Por sugestão de um amigo querido, li essa semana “Um brinquedo de criar prodígios” – artigo do angolano José Eduardo Agualusa. Conta ele que, em entrevista, uma jornalista que levava em consideração o fato de ele escrever de diversas cidades diferentes – Luanda, Rio de Janeiro, Lisboa, Pangim (capital de Goa, na Índia) - perguntou “Que língua portuguesa é a sua?”
Ele respondeu que sua língua não está limitada por fronteiras políticas ou geográficas. “O que me interessa é o português total”, disse. A partir daí, lembra os países em que se fala a língua portuguesa, sem se esquecer da influência dos árabes para a formação de nossa língua.
Voltando de viagem no fim de semana, vi próximo à cidade de Tanabi, um depósito com o seguinte nome no painel: AGRO EXPORT SEMENTES PAPPINI. Lembrei-me do texto de José Eduardo na hora; cheguei a parar e fotografar aquele painel.
Pois bem, a partir do nome desse estabelecimento, quero falar sobre nossa língua, mas sigo por outro caminho. Vejam: “AGRO” é um prefixo grego e significa “campo”; “EXPORT”, importado do inglês; “SEMENTE”, vem do latim “sêmen” e “PAPPINI” sugere nome próprio italiano. Pronto! – responderia eu – essa é minha língua portuguesa.
Todos sabem que na região chamada Lácio havia duas modalidades de latim: o clássico – usado pelas pessoas com instrução e o vulgar, baseado na expressão espontânea popular. Nossa língua tem origem no latim vulgar. Acontece que, além das influências que ocorreram em Portugal, ao chegar ao Brasil, os portugueses se depararam com os nossos nativos e as línguas indígenas; depois com os africanos que vieram como escravos. Em seguida, com os italianos e por aí vai. O Brasil, como um “país cordial” e acolhedor, tem recebido estrangeiros de toda parte e se deixa seduzir pelos respectivos idiomas.
Cada dia mais, vemos essa mistura que nos surpreende, provando que a língua é processo dinâmico.
Gostei do posicionamento de Agualusa: “O português que me interessa é o total”; para mim também é assim.

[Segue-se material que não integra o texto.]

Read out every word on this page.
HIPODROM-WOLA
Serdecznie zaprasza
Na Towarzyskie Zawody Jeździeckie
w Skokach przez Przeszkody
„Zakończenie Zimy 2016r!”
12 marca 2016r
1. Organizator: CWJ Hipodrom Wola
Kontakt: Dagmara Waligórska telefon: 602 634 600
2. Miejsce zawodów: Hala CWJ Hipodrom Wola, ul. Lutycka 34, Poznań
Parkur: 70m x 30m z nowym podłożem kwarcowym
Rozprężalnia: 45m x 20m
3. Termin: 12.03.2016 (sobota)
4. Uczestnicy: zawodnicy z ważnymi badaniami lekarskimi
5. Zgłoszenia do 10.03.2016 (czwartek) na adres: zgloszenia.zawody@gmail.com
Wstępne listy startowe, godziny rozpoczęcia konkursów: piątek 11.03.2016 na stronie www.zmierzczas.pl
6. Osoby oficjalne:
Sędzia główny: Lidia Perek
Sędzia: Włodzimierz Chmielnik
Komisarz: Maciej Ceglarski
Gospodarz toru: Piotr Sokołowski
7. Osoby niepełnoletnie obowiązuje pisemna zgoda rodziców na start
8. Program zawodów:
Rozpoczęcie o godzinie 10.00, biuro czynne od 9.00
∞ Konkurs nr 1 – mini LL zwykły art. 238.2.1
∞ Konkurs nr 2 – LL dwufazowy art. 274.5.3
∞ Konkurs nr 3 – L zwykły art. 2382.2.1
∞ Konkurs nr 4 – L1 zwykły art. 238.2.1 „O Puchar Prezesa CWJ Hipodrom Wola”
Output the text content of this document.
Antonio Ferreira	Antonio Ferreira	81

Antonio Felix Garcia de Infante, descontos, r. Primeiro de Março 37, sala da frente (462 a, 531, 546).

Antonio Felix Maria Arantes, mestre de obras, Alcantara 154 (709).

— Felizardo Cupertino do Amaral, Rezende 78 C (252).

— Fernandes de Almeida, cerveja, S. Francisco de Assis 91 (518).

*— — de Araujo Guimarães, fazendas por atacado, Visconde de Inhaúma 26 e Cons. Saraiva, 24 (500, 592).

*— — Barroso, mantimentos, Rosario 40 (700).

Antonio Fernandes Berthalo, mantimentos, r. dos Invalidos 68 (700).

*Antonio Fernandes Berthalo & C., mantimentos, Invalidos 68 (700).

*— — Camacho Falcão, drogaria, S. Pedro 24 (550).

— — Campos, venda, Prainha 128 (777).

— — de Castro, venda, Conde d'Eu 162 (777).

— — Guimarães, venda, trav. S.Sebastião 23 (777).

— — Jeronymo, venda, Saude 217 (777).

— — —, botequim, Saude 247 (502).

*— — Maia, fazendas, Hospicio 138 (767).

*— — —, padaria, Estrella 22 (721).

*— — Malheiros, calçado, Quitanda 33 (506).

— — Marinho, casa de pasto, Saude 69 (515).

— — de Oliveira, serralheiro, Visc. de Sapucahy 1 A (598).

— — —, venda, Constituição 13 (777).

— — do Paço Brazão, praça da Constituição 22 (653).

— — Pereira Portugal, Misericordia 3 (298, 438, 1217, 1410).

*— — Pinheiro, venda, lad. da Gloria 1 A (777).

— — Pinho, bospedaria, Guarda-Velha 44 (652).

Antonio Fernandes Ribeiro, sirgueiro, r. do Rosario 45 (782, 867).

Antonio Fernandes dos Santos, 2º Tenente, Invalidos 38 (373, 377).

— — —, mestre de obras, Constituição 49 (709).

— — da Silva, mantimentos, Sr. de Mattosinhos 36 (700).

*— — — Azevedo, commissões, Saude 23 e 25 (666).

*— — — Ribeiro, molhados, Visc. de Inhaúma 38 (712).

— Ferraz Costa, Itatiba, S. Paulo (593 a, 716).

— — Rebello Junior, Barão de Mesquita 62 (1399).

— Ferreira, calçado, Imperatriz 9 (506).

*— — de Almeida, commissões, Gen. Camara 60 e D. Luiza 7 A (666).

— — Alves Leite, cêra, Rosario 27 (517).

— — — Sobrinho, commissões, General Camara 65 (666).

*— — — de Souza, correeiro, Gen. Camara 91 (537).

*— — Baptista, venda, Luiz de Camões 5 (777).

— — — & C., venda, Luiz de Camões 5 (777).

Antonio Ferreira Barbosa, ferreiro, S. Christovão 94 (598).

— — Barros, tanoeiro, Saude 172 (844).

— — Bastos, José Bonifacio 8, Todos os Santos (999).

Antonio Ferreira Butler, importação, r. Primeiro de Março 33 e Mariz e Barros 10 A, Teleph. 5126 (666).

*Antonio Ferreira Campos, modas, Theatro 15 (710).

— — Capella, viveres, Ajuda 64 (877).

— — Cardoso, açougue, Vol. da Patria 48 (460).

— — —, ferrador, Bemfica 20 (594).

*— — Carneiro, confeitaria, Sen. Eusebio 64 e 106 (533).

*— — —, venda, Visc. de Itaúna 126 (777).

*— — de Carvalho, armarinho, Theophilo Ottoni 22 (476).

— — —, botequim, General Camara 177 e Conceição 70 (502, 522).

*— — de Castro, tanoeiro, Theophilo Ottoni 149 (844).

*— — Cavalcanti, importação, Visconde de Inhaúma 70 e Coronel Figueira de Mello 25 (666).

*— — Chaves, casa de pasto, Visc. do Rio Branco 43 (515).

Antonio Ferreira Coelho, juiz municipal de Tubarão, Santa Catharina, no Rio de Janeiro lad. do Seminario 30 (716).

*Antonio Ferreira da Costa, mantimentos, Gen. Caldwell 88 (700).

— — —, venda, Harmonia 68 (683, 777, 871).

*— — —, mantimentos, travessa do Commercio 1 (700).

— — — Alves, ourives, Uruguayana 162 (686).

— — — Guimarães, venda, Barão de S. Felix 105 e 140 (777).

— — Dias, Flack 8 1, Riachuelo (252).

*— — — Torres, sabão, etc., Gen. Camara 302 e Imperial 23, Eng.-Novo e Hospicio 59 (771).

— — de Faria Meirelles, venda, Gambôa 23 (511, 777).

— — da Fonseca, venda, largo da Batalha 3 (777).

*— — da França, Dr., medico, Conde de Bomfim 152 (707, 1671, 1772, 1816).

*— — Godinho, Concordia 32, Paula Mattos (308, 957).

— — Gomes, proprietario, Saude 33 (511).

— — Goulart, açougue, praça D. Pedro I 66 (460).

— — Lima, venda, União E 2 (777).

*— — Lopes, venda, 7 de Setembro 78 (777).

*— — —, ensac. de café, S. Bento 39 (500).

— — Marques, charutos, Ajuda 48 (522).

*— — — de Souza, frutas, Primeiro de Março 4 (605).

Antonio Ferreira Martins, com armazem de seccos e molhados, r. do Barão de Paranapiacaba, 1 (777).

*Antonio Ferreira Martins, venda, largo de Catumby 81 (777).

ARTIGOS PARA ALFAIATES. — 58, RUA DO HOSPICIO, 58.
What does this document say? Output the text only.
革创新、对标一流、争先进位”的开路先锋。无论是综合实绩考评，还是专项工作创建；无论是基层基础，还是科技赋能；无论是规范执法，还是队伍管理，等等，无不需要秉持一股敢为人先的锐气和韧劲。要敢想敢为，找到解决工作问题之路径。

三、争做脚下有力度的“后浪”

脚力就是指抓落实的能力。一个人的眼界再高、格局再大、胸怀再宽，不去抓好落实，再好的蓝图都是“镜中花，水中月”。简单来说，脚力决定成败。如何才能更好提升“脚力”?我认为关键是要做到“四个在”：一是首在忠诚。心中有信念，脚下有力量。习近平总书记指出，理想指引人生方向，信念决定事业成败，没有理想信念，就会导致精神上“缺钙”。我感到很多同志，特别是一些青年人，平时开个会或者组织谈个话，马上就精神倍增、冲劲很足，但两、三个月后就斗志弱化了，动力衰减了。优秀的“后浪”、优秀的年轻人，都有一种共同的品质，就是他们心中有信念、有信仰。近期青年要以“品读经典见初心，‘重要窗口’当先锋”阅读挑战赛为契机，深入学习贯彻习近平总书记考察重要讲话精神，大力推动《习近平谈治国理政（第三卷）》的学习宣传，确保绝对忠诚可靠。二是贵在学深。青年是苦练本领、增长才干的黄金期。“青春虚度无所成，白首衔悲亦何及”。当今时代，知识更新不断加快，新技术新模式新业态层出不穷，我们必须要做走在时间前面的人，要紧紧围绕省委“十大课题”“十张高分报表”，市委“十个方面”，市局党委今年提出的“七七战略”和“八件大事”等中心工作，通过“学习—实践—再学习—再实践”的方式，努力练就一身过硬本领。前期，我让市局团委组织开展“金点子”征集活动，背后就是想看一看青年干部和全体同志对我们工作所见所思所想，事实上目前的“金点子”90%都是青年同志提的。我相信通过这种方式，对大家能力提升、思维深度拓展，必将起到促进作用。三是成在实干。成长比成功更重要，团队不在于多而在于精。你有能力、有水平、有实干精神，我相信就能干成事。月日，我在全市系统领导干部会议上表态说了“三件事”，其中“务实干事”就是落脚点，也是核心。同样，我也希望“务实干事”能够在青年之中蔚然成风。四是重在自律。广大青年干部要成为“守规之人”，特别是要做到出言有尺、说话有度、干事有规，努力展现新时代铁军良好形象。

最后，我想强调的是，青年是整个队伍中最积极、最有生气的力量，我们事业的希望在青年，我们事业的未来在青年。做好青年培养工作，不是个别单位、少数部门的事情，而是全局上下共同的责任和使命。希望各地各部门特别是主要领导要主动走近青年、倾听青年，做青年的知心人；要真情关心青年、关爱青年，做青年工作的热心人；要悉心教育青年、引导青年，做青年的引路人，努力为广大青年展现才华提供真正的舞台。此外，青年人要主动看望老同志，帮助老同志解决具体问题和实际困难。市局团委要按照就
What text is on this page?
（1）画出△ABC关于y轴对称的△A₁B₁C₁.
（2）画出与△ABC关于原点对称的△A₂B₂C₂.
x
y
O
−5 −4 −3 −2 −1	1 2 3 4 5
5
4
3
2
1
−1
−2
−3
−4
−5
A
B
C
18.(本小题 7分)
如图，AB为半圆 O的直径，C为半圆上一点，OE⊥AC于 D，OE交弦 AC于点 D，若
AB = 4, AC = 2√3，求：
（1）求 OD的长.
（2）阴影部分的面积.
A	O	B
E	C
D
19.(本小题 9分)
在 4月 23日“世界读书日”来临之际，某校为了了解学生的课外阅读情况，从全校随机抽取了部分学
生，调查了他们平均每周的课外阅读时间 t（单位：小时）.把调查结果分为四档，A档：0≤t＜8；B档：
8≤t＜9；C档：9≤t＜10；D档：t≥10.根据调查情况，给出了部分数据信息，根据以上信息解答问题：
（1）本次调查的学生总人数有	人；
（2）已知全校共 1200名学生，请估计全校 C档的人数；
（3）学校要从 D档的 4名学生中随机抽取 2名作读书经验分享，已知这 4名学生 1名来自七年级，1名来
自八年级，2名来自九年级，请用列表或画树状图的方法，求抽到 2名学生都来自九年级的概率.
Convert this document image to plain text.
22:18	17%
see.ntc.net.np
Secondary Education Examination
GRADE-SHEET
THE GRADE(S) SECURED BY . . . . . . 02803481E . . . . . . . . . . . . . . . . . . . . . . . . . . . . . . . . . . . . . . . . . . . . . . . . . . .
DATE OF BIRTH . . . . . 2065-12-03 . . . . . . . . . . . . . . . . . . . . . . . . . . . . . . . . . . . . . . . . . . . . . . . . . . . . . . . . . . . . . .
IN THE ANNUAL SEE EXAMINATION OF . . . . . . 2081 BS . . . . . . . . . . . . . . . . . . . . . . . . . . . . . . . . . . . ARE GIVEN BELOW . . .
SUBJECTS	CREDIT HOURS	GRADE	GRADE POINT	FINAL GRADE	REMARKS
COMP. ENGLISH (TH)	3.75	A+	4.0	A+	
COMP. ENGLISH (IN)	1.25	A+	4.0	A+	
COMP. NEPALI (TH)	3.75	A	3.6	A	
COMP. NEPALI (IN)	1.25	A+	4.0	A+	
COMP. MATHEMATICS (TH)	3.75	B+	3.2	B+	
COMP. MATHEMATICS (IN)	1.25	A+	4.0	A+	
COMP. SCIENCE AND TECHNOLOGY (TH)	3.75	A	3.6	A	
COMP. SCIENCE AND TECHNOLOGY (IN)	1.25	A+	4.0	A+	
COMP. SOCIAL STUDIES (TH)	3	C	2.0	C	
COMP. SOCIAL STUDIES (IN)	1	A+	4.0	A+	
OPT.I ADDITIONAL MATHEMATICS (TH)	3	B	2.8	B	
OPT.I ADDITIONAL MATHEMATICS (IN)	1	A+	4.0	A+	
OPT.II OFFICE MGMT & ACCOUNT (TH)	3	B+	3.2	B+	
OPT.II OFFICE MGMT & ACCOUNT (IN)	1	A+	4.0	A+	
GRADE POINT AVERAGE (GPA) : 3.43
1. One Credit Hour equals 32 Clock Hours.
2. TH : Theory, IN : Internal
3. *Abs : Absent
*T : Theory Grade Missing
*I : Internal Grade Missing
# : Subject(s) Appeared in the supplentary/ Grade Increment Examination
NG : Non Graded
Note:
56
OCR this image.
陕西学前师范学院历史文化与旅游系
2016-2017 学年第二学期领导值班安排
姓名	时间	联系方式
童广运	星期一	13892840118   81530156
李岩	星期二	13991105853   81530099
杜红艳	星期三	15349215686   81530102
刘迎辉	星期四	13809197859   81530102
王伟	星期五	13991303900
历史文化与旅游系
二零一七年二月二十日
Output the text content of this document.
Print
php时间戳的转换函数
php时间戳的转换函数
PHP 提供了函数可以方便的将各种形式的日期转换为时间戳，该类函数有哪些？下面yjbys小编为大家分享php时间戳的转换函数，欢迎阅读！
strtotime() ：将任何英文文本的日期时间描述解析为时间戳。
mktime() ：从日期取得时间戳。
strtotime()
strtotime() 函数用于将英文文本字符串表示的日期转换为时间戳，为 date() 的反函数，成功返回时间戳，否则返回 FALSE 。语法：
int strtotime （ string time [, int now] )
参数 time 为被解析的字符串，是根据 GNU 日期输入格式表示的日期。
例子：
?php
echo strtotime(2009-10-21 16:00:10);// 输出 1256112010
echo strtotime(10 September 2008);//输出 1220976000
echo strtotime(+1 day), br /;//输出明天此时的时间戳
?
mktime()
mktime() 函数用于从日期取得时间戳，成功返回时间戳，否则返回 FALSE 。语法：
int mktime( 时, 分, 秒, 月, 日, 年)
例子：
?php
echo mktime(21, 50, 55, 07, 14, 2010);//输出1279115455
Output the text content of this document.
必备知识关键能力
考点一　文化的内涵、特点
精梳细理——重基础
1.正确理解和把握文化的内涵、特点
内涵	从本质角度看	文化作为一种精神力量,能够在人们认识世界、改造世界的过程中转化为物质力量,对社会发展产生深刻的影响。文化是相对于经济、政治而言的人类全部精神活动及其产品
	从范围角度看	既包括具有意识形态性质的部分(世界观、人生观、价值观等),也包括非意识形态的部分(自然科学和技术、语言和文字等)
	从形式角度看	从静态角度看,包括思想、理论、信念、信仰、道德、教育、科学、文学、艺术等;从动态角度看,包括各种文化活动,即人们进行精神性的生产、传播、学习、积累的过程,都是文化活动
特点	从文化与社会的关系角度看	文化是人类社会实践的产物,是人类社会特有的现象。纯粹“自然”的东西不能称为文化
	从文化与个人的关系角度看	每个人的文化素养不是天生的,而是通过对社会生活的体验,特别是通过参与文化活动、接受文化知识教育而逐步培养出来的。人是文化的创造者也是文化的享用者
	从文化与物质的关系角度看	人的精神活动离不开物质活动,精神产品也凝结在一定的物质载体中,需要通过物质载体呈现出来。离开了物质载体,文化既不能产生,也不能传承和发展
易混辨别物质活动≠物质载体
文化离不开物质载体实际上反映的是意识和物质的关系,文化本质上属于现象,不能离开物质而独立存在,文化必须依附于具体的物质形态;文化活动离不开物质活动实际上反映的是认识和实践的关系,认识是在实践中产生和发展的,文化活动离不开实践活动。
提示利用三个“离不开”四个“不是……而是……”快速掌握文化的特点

Não há um país, estado ou região em que nossa língua seja mais correta; tudo é português.
E o autor angolano conclui brilhantemente: “A minha língua é uma mulata feliz, fértil e generosa, que namorou com o tupi...” Vemos que hoje ela “fica” com muitos idiomas e “se deixa engravidar” por todos eles. Não há uma página de revista ou jornal; um quarteirão com nomes de lojas, restaurantes ou bares; nomes de filmes, novelas, em que não vemos essas influências todas.
Ah, ia me esquecendo... Esse depósito fica na estrada próximo a TANABI e VOTUPORANGA, palavras indígenas. Só faltou dizer que, saindo da “garage” havia um “chofer” que levava um “garçon” para trabalhar na “boate”, decorada com um lindo “abajur” (palavras francesas).